Windows were boarded or barred. A heavy frost sank its teeth into my skin.

Two loud explosions ruptured the silence. I swung to face the house across the street. Gunshots? I thought in a panic. I immediately searched through my pockets for my cell phone, meaning to call 911, when I remembered I was trapped in Rixon’s memory. Everything I was seeing had happened in the past. I couldn’t change anything now.

The sound of running footsteps rang through the night, and I watched in shock as my dad let himself through the gate of the house across the street and disappeared around the side yard.
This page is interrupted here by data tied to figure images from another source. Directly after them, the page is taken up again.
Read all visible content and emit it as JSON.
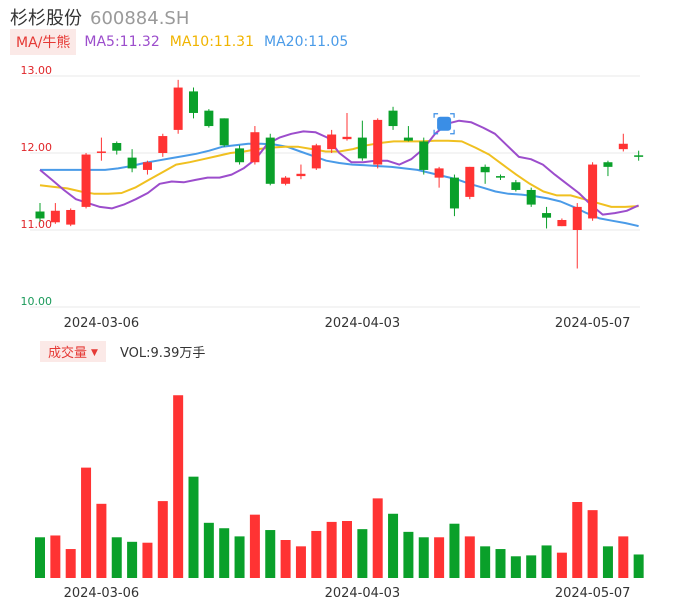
{
  "header": {
    "name": "杉杉股份",
    "code": "600884.SH"
  },
  "ma_legend": {
    "tag": "MA/牛熊",
    "ma5": "MA5:11.32",
    "ma10": "MA10:11.31",
    "ma20": "MA20:11.05"
  },
  "volume_legend": {
    "tag": "成交量",
    "vol": "VOL:9.39万手"
  },
  "colors": {
    "up": "#ff3333",
    "down": "#0aa02a",
    "ma5": "#9c4dcc",
    "ma10": "#f0c020",
    "ma20": "#4a9be8",
    "grid": "#e8e8e8",
    "axis_label": "#e0262a"
  },
  "chart_data": [
    {
      "type": "candlestick",
      "y_ticks": [
        "13.00",
        "12.00",
        "11.00",
        "10.00"
      ],
      "y_tick_values": [
        13,
        12,
        11,
        10
      ],
      "ylim": [
        10,
        13
      ],
      "x_ticks": [
        {
          "index": 4,
          "label": "2024-03-06"
        },
        {
          "index": 21,
          "label": "2024-04-03"
        },
        {
          "index": 36,
          "label": "2024-05-07"
        }
      ],
      "candles": [
        [
          11.24,
          11.15,
          11.35,
          11.1
        ],
        [
          11.1,
          11.25,
          11.35,
          11.08
        ],
        [
          11.07,
          11.26,
          11.28,
          11.05
        ],
        [
          11.3,
          11.98,
          12.0,
          11.28
        ],
        [
          12.02,
          12.02,
          12.2,
          11.9
        ],
        [
          12.13,
          12.03,
          12.15,
          11.98
        ],
        [
          11.94,
          11.8,
          12.05,
          11.75
        ],
        [
          11.78,
          11.88,
          11.9,
          11.72
        ],
        [
          12.0,
          12.22,
          12.25,
          11.95
        ],
        [
          12.3,
          12.85,
          12.95,
          12.25
        ],
        [
          12.8,
          12.52,
          12.85,
          12.45
        ],
        [
          12.55,
          12.35,
          12.57,
          12.33
        ],
        [
          12.45,
          12.1,
          12.45,
          12.08
        ],
        [
          12.06,
          11.88,
          12.1,
          11.85
        ],
        [
          11.88,
          12.27,
          12.35,
          11.85
        ],
        [
          12.2,
          11.6,
          12.25,
          11.58
        ],
        [
          11.6,
          11.68,
          11.7,
          11.58
        ],
        [
          11.7,
          11.73,
          11.85,
          11.66
        ],
        [
          11.8,
          12.1,
          12.12,
          11.78
        ],
        [
          12.05,
          12.24,
          12.3,
          12.0
        ],
        [
          12.18,
          12.21,
          12.52,
          12.16
        ],
        [
          12.2,
          11.93,
          12.42,
          11.9
        ],
        [
          11.85,
          12.43,
          12.45,
          11.8
        ],
        [
          12.55,
          12.35,
          12.6,
          12.3
        ],
        [
          12.2,
          12.16,
          12.35,
          12.15
        ],
        [
          12.15,
          11.78,
          12.2,
          11.72
        ],
        [
          11.68,
          11.8,
          11.82,
          11.55
        ],
        [
          11.68,
          11.28,
          11.72,
          11.18
        ],
        [
          11.43,
          11.82,
          11.82,
          11.4
        ],
        [
          11.82,
          11.75,
          11.85,
          11.6
        ],
        [
          11.7,
          11.68,
          11.72,
          11.65
        ],
        [
          11.62,
          11.52,
          11.65,
          11.5
        ],
        [
          11.52,
          11.33,
          11.55,
          11.3
        ],
        [
          11.22,
          11.16,
          11.3,
          11.02
        ],
        [
          11.05,
          11.13,
          11.15,
          11.05
        ],
        [
          11.0,
          11.3,
          11.35,
          10.5
        ],
        [
          11.15,
          11.85,
          11.88,
          11.12
        ],
        [
          11.88,
          11.82,
          11.9,
          11.7
        ],
        [
          12.05,
          12.12,
          12.25,
          12.02
        ],
        [
          11.97,
          11.95,
          12.03,
          11.9
        ]
      ],
      "ma5": [
        11.78,
        11.65,
        11.52,
        11.4,
        11.35,
        11.3,
        11.28,
        11.33,
        11.4,
        11.48,
        11.6,
        11.63,
        11.62,
        11.65,
        11.68,
        11.68,
        11.72,
        11.8,
        11.92,
        12.12,
        12.2,
        12.25,
        12.28,
        12.27,
        12.2,
        12.0,
        11.88,
        11.88,
        11.9,
        11.9,
        11.85,
        11.92,
        12.05,
        12.25,
        12.38,
        12.42,
        12.4,
        12.33,
        12.25,
        12.1,
        11.95,
        11.92,
        11.85,
        11.72,
        11.6,
        11.48,
        11.33,
        11.2,
        11.22,
        11.25,
        11.32
      ],
      "ma10": [
        11.58,
        11.56,
        11.54,
        11.5,
        11.47,
        11.47,
        11.48,
        11.55,
        11.65,
        11.75,
        11.85,
        11.88,
        11.92,
        11.96,
        12.0,
        12.02,
        12.05,
        12.07,
        12.08,
        12.08,
        12.05,
        12.02,
        12.02,
        12.05,
        12.1,
        12.13,
        12.15,
        12.15,
        12.15,
        12.16,
        12.16,
        12.15,
        12.07,
        11.98,
        11.85,
        11.72,
        11.6,
        11.5,
        11.45,
        11.45,
        11.4,
        11.35,
        11.3,
        11.3,
        11.31
      ],
      "ma20": [
        11.78,
        11.78,
        11.78,
        11.78,
        11.78,
        11.78,
        11.8,
        11.83,
        11.87,
        11.9,
        11.93,
        11.96,
        11.99,
        12.03,
        12.08,
        12.1,
        12.12,
        12.12,
        12.11,
        12.08,
        12.02,
        11.96,
        11.9,
        11.87,
        11.85,
        11.84,
        11.83,
        11.82,
        11.8,
        11.78,
        11.74,
        11.7,
        11.66,
        11.6,
        11.55,
        11.5,
        11.47,
        11.46,
        11.44,
        11.41,
        11.37,
        11.3,
        11.22,
        11.15,
        11.12,
        11.09,
        11.05
      ],
      "marker_index": 26
    },
    {
      "type": "bar",
      "series": "volume",
      "values": [
        45,
        47,
        32,
        122,
        82,
        45,
        40,
        39,
        85,
        202,
        112,
        61,
        55,
        46,
        70,
        53,
        42,
        35,
        52,
        62,
        63,
        54,
        88,
        71,
        51,
        45,
        45,
        60,
        46,
        35,
        32,
        24,
        25,
        36,
        28,
        84,
        75,
        35,
        46,
        26
      ],
      "ylim": [
        0,
        210
      ]
    }
  ]
}
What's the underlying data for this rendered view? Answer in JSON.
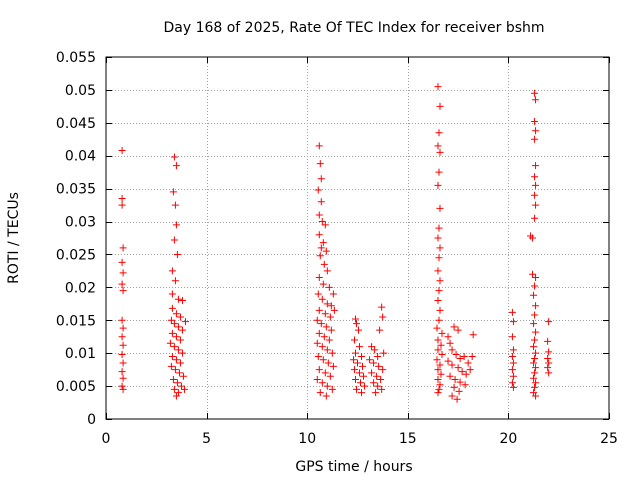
{
  "chart_data": {
    "type": "scatter",
    "title": "Day 168 of 2025, Rate Of TEC Index for receiver bshm",
    "xlabel": "GPS time / hours",
    "ylabel": "ROTI / TECUs",
    "xlim": [
      0,
      25
    ],
    "ylim": [
      0,
      0.055
    ],
    "xticks": [
      0,
      5,
      10,
      15,
      20,
      25
    ],
    "yticks": [
      0,
      0.005,
      0.01,
      0.015,
      0.02,
      0.025,
      0.03,
      0.035,
      0.04,
      0.045,
      0.05,
      0.055
    ],
    "xtick_labels": [
      "0",
      "5",
      "10",
      "15",
      "20",
      "25"
    ],
    "ytick_labels": [
      "0",
      "0.005",
      "0.01",
      "0.015",
      "0.02",
      "0.025",
      "0.03",
      "0.035",
      "0.04",
      "0.045",
      "0.05",
      "0.055"
    ],
    "grid": true,
    "marker": "+",
    "color": "#ff0000",
    "series": [
      {
        "name": "ROTI",
        "points": [
          [
            0.8,
            0.0408
          ],
          [
            0.8,
            0.0335
          ],
          [
            0.8,
            0.0325
          ],
          [
            0.85,
            0.026
          ],
          [
            0.8,
            0.0238
          ],
          [
            0.85,
            0.0222
          ],
          [
            0.8,
            0.0205
          ],
          [
            0.85,
            0.0195
          ],
          [
            0.8,
            0.015
          ],
          [
            0.85,
            0.0138
          ],
          [
            0.8,
            0.0125
          ],
          [
            0.85,
            0.0112
          ],
          [
            0.8,
            0.0098
          ],
          [
            0.85,
            0.0085
          ],
          [
            0.8,
            0.0072
          ],
          [
            0.85,
            0.0062
          ],
          [
            0.8,
            0.005
          ],
          [
            0.85,
            0.0045
          ],
          [
            3.4,
            0.0398
          ],
          [
            3.5,
            0.0385
          ],
          [
            3.35,
            0.0345
          ],
          [
            3.45,
            0.0325
          ],
          [
            3.5,
            0.0295
          ],
          [
            3.4,
            0.0272
          ],
          [
            3.55,
            0.025
          ],
          [
            3.3,
            0.0225
          ],
          [
            3.45,
            0.021
          ],
          [
            3.3,
            0.019
          ],
          [
            3.6,
            0.0182
          ],
          [
            3.8,
            0.018
          ],
          [
            3.3,
            0.0168
          ],
          [
            3.5,
            0.016
          ],
          [
            3.7,
            0.0155
          ],
          [
            3.25,
            0.015
          ],
          [
            3.4,
            0.0145
          ],
          [
            3.6,
            0.014
          ],
          [
            3.8,
            0.0135
          ],
          [
            3.3,
            0.013
          ],
          [
            3.5,
            0.0125
          ],
          [
            3.7,
            0.012
          ],
          [
            3.2,
            0.0115
          ],
          [
            3.4,
            0.011
          ],
          [
            3.6,
            0.0105
          ],
          [
            3.8,
            0.01
          ],
          [
            3.3,
            0.0095
          ],
          [
            3.5,
            0.009
          ],
          [
            3.7,
            0.0085
          ],
          [
            3.25,
            0.008
          ],
          [
            3.45,
            0.0075
          ],
          [
            3.65,
            0.007
          ],
          [
            3.85,
            0.0065
          ],
          [
            3.35,
            0.006
          ],
          [
            3.55,
            0.0055
          ],
          [
            3.75,
            0.005
          ],
          [
            3.4,
            0.0045
          ],
          [
            3.6,
            0.004
          ],
          [
            3.5,
            0.0035
          ],
          [
            3.9,
            0.0045
          ],
          [
            3.95,
            0.0148
          ],
          [
            10.6,
            0.0415
          ],
          [
            10.65,
            0.0388
          ],
          [
            10.7,
            0.0365
          ],
          [
            10.55,
            0.0348
          ],
          [
            10.7,
            0.033
          ],
          [
            10.6,
            0.031
          ],
          [
            10.75,
            0.03
          ],
          [
            10.9,
            0.0295
          ],
          [
            10.6,
            0.028
          ],
          [
            10.8,
            0.0268
          ],
          [
            10.7,
            0.026
          ],
          [
            10.95,
            0.0255
          ],
          [
            10.65,
            0.0248
          ],
          [
            10.85,
            0.0235
          ],
          [
            11.0,
            0.0225
          ],
          [
            10.6,
            0.0215
          ],
          [
            10.8,
            0.0205
          ],
          [
            11.1,
            0.02
          ],
          [
            10.55,
            0.019
          ],
          [
            10.75,
            0.0182
          ],
          [
            11.0,
            0.0175
          ],
          [
            11.2,
            0.0172
          ],
          [
            10.6,
            0.0165
          ],
          [
            10.9,
            0.016
          ],
          [
            11.15,
            0.0155
          ],
          [
            10.5,
            0.015
          ],
          [
            10.7,
            0.0145
          ],
          [
            10.95,
            0.014
          ],
          [
            11.2,
            0.0135
          ],
          [
            10.6,
            0.013
          ],
          [
            10.85,
            0.0125
          ],
          [
            11.1,
            0.012
          ],
          [
            10.5,
            0.0115
          ],
          [
            10.75,
            0.011
          ],
          [
            11.0,
            0.0105
          ],
          [
            11.25,
            0.01
          ],
          [
            10.55,
            0.0095
          ],
          [
            10.8,
            0.009
          ],
          [
            11.05,
            0.0085
          ],
          [
            11.3,
            0.008
          ],
          [
            10.6,
            0.0075
          ],
          [
            10.9,
            0.007
          ],
          [
            11.15,
            0.0065
          ],
          [
            10.5,
            0.006
          ],
          [
            10.75,
            0.0055
          ],
          [
            11.0,
            0.005
          ],
          [
            11.25,
            0.0045
          ],
          [
            10.65,
            0.004
          ],
          [
            10.95,
            0.0035
          ],
          [
            11.3,
            0.019
          ],
          [
            11.35,
            0.0165
          ],
          [
            12.4,
            0.0152
          ],
          [
            12.45,
            0.0145
          ],
          [
            12.55,
            0.0135
          ],
          [
            12.35,
            0.012
          ],
          [
            12.6,
            0.011
          ],
          [
            12.4,
            0.01
          ],
          [
            12.7,
            0.0095
          ],
          [
            12.3,
            0.009
          ],
          [
            12.5,
            0.0085
          ],
          [
            12.75,
            0.008
          ],
          [
            12.35,
            0.0075
          ],
          [
            12.6,
            0.007
          ],
          [
            12.8,
            0.0065
          ],
          [
            12.4,
            0.006
          ],
          [
            12.65,
            0.0055
          ],
          [
            12.85,
            0.005
          ],
          [
            12.45,
            0.0045
          ],
          [
            12.7,
            0.004
          ],
          [
            13.2,
            0.011
          ],
          [
            13.35,
            0.0105
          ],
          [
            13.5,
            0.0095
          ],
          [
            13.7,
            0.017
          ],
          [
            13.75,
            0.0155
          ],
          [
            13.6,
            0.0135
          ],
          [
            13.8,
            0.01
          ],
          [
            13.1,
            0.009
          ],
          [
            13.3,
            0.0085
          ],
          [
            13.55,
            0.008
          ],
          [
            13.75,
            0.0075
          ],
          [
            13.2,
            0.007
          ],
          [
            13.45,
            0.0065
          ],
          [
            13.65,
            0.006
          ],
          [
            13.3,
            0.0055
          ],
          [
            13.5,
            0.005
          ],
          [
            13.7,
            0.0045
          ],
          [
            13.4,
            0.004
          ],
          [
            16.5,
            0.0505
          ],
          [
            16.6,
            0.0475
          ],
          [
            16.55,
            0.0435
          ],
          [
            16.5,
            0.0415
          ],
          [
            16.6,
            0.0405
          ],
          [
            16.55,
            0.0375
          ],
          [
            16.5,
            0.0355
          ],
          [
            16.6,
            0.032
          ],
          [
            16.55,
            0.029
          ],
          [
            16.5,
            0.0275
          ],
          [
            16.6,
            0.026
          ],
          [
            16.55,
            0.0245
          ],
          [
            16.5,
            0.0225
          ],
          [
            16.6,
            0.021
          ],
          [
            16.55,
            0.0195
          ],
          [
            16.5,
            0.018
          ],
          [
            16.6,
            0.0165
          ],
          [
            16.55,
            0.015
          ],
          [
            16.45,
            0.0138
          ],
          [
            16.7,
            0.013
          ],
          [
            16.5,
            0.012
          ],
          [
            16.65,
            0.0112
          ],
          [
            16.5,
            0.0105
          ],
          [
            16.7,
            0.0098
          ],
          [
            16.45,
            0.009
          ],
          [
            16.6,
            0.0082
          ],
          [
            16.5,
            0.0075
          ],
          [
            16.65,
            0.0068
          ],
          [
            16.5,
            0.006
          ],
          [
            16.6,
            0.0052
          ],
          [
            16.55,
            0.0045
          ],
          [
            16.5,
            0.004
          ],
          [
            17.0,
            0.0125
          ],
          [
            17.1,
            0.0115
          ],
          [
            17.3,
            0.014
          ],
          [
            17.5,
            0.0135
          ],
          [
            17.2,
            0.0105
          ],
          [
            17.4,
            0.0098
          ],
          [
            17.6,
            0.0092
          ],
          [
            17.0,
            0.0088
          ],
          [
            17.8,
            0.0095
          ],
          [
            17.2,
            0.0082
          ],
          [
            17.5,
            0.0078
          ],
          [
            17.7,
            0.0072
          ],
          [
            17.9,
            0.0068
          ],
          [
            17.1,
            0.0065
          ],
          [
            17.35,
            0.006
          ],
          [
            17.6,
            0.0056
          ],
          [
            17.85,
            0.0052
          ],
          [
            17.3,
            0.0048
          ],
          [
            17.55,
            0.0042
          ],
          [
            17.2,
            0.0035
          ],
          [
            17.45,
            0.003
          ],
          [
            18.0,
            0.0085
          ],
          [
            18.1,
            0.0075
          ],
          [
            18.25,
            0.0128
          ],
          [
            18.2,
            0.0095
          ],
          [
            20.2,
            0.0162
          ],
          [
            20.25,
            0.0148
          ],
          [
            20.2,
            0.0125
          ],
          [
            20.25,
            0.0105
          ],
          [
            20.2,
            0.0095
          ],
          [
            20.25,
            0.0085
          ],
          [
            20.2,
            0.0075
          ],
          [
            20.25,
            0.0065
          ],
          [
            20.2,
            0.0055
          ],
          [
            20.25,
            0.0048
          ],
          [
            21.3,
            0.0495
          ],
          [
            21.35,
            0.0485
          ],
          [
            21.3,
            0.0452
          ],
          [
            21.35,
            0.0438
          ],
          [
            21.3,
            0.0425
          ],
          [
            21.35,
            0.0385
          ],
          [
            21.3,
            0.0368
          ],
          [
            21.35,
            0.0355
          ],
          [
            21.3,
            0.034
          ],
          [
            21.35,
            0.0325
          ],
          [
            21.3,
            0.0305
          ],
          [
            21.1,
            0.0278
          ],
          [
            21.2,
            0.0275
          ],
          [
            21.2,
            0.022
          ],
          [
            21.35,
            0.0215
          ],
          [
            21.3,
            0.0202
          ],
          [
            21.25,
            0.0188
          ],
          [
            21.35,
            0.0172
          ],
          [
            21.3,
            0.0158
          ],
          [
            21.25,
            0.0145
          ],
          [
            21.35,
            0.0132
          ],
          [
            21.3,
            0.012
          ],
          [
            21.25,
            0.011
          ],
          [
            21.35,
            0.01
          ],
          [
            21.3,
            0.0092
          ],
          [
            21.25,
            0.0085
          ],
          [
            21.35,
            0.0078
          ],
          [
            21.3,
            0.007
          ],
          [
            21.25,
            0.0062
          ],
          [
            21.35,
            0.0055
          ],
          [
            21.3,
            0.0048
          ],
          [
            21.25,
            0.004
          ],
          [
            21.35,
            0.0035
          ],
          [
            22.0,
            0.0148
          ],
          [
            21.95,
            0.0118
          ],
          [
            22.0,
            0.0102
          ],
          [
            21.95,
            0.0092
          ],
          [
            22.0,
            0.0085
          ],
          [
            21.95,
            0.0078
          ],
          [
            22.0,
            0.007
          ]
        ]
      }
    ]
  }
}
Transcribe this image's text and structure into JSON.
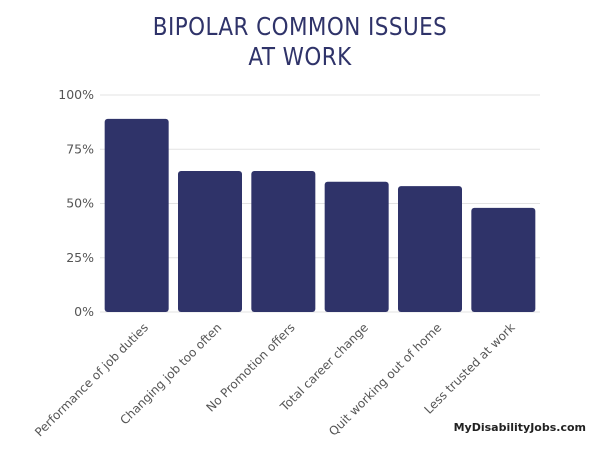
{
  "chart_data": {
    "type": "bar",
    "title_lines": [
      "BIPOLAR COMMON ISSUES",
      "AT WORK"
    ],
    "categories": [
      "Performance of job duties",
      "Changing job too often",
      "No Promotion offers",
      "Total career change",
      "Quit working out of home",
      "Less trusted at work"
    ],
    "values": [
      89,
      65,
      65,
      60,
      58,
      48
    ],
    "ylim": [
      0,
      100
    ],
    "yticks": [
      0,
      25,
      50,
      75,
      100
    ],
    "ytick_labels": [
      "0%",
      "25%",
      "50%",
      "75%",
      "100%"
    ],
    "bar_color": "#2f3369",
    "grid": true,
    "xlabel": "",
    "ylabel": ""
  },
  "source_label": "MyDisabilityJobs.com"
}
Without waiting, I took off after him.

“Dad!” I screamed, unable to help myself. “Don’t go back there!” He was wearing the same clothes he’d gone out in the night he’d been killed. I pushed through the gate and met him at the back corner of the house. Sobbing, I threw my arms around him. “We have to go back. We have to get out of here.

Something horrible is going to happen.”

My dad walked right through my arms, crossing to a small stone wall that ran alongside the property. He inched down the wall in a crouch, eyes trained on the back door of the house. I leaned into the siding, bowed my head against my arms, and cried. I didn’t want to see this. Why had my dad told me to touch Rixon’s scars? I didn’t want this. Didn’t he know how much pain I’d already suffered?

“Last chance.” The words were spoken from inside the house, drifting out through the open back door.

“Go to hell.”

Another explosion, and I slumped to my knees, pressing myself against the siding, willing the memory to end.

“Where is she?” The question was asked so quietly, so calmly, I almost couldn’t hear it over my soft crying.

Out of the corner of my eye, I saw my dad move. He crept across the yard, moving toward the door. A gun was in his hand, and he raised it, taking aim. I ran at him, grabbing at his hands, trying to wrestle the gun away from him, trying to push him back into the shadows. But it was like moving a ghost—my hands passed right through him.

My dad pulled the trigger. The shot cut open the night, ripping the silence in half. Again and again he fired. Even though no part of me wanted to, I faced the house, seeing the lean build of the young man my dad was shooting from behind. Just beyond him, another man sat slumped on the floor, his back propped up by the sofa. He was bleeding, and his expression was twisted in agony and fear.